MRT Delay Data

MRT Delay Data

Hi fellow redditors ! We are two fellow r/sg redditors ( u/Sproinkerino & u/captmomo) wanted to work on a mini-project to improve our programming/analytics skills. We would like to share with you guys the work that we have done! We are pretty much new to this so any feedback is pretty much appreciated.

1) Data Scrapping from SMRT Twitter

Using python, we scraped SMRT's twitter feed to gather the delay/breakdown data in the past 5 years. The data is then cleaned to obtain the delays for specific lines and stations.

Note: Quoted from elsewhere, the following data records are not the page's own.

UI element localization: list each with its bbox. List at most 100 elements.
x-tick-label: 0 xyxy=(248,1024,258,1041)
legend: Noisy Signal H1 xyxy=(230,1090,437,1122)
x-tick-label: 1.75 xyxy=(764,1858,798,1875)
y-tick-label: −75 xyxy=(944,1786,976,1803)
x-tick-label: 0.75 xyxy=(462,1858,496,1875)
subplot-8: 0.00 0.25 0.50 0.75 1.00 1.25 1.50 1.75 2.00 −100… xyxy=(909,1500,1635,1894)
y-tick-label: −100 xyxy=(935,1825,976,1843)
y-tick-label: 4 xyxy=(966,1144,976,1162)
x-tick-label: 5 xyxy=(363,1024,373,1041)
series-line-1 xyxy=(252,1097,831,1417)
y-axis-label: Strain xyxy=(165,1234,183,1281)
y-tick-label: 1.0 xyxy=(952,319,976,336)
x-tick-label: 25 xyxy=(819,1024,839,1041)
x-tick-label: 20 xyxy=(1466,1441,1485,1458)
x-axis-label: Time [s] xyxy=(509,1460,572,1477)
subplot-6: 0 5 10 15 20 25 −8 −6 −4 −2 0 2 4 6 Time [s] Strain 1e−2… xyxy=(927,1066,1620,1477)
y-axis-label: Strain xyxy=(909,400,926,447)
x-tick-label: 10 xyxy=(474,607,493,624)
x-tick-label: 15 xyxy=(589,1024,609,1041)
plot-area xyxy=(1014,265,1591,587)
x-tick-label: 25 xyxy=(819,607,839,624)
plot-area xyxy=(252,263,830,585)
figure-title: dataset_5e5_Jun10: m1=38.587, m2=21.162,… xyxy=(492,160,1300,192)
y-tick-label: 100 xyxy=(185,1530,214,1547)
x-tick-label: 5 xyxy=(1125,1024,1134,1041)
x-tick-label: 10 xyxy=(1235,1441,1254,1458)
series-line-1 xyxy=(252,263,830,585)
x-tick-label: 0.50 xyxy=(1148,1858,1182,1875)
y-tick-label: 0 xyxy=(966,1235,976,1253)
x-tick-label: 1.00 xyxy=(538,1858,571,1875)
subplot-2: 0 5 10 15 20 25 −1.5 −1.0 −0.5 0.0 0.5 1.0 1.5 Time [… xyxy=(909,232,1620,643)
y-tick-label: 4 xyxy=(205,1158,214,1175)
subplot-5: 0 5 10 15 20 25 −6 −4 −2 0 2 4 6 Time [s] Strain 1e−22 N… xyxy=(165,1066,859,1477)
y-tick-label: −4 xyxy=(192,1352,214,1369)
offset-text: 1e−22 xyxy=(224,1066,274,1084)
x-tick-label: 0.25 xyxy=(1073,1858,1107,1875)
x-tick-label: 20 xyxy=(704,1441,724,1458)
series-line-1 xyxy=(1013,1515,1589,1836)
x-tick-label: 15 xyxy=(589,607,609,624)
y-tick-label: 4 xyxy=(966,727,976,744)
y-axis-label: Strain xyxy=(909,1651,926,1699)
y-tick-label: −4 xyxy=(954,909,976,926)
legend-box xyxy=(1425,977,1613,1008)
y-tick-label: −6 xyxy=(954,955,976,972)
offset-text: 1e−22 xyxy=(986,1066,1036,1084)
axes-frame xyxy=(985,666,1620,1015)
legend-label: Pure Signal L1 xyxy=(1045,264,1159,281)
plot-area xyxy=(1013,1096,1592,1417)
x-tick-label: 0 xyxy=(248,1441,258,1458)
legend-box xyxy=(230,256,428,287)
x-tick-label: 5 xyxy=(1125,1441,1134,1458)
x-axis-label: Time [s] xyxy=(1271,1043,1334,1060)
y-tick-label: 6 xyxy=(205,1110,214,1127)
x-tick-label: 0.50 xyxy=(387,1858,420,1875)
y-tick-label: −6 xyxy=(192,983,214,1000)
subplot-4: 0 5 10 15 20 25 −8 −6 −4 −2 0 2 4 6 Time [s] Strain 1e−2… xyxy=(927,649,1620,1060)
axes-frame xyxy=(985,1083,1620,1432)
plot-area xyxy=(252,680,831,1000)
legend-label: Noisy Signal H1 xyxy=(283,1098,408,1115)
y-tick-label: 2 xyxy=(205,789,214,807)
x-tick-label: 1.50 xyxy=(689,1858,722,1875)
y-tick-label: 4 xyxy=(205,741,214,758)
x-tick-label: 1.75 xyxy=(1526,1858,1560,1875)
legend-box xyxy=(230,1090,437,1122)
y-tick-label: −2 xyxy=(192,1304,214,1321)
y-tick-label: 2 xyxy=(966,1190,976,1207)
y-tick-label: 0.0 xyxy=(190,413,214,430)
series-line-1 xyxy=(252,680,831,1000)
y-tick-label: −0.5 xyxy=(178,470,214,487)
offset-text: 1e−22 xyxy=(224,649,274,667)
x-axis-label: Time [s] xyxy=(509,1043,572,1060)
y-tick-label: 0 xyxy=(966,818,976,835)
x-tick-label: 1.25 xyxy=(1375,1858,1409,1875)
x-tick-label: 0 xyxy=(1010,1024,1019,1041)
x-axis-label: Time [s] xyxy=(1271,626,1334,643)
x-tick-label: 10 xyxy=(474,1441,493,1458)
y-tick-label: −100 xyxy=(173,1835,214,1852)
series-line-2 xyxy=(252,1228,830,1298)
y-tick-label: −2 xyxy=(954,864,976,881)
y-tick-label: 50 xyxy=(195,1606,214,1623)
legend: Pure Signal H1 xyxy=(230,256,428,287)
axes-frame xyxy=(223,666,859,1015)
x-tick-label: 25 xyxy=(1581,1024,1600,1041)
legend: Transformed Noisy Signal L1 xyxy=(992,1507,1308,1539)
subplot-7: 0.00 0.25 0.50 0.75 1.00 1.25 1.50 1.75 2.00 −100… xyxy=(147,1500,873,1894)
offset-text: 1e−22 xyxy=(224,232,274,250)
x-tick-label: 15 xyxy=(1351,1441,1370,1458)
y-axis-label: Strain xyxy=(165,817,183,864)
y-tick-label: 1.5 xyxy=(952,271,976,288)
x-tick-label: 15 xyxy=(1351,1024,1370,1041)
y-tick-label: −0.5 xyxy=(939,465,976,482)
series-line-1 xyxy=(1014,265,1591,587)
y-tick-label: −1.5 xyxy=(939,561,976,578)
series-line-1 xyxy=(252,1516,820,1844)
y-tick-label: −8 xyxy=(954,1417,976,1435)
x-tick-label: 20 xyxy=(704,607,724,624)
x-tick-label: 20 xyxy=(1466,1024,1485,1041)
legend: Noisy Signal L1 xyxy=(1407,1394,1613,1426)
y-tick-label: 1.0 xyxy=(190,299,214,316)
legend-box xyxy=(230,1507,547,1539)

2) Data Visualization with R

Next we used ggplot2/ggmaps in R to obtain a map plot of all the different stations along with the number of delays.

3) Here is the plot: https://imgur.com/a/b7D728p

The darker the node the more delays the station had experienced.

4) Data Summary

Station with most number of breakdown NS16 Ang Mo Kio
Line with most number of breakdowns North South Line
Line with least number of breakdowns Down Town Line

5) Mini-Webapp to find probability of a delay

We also created a fun little webapp to find the probability of delay when travelling from 1 station to another ! Link : https://mrt-breakdown.herokuapp.com/

We hope this mini-project was interesting to you guys ! Any feedback will be greatly appreciated ! :)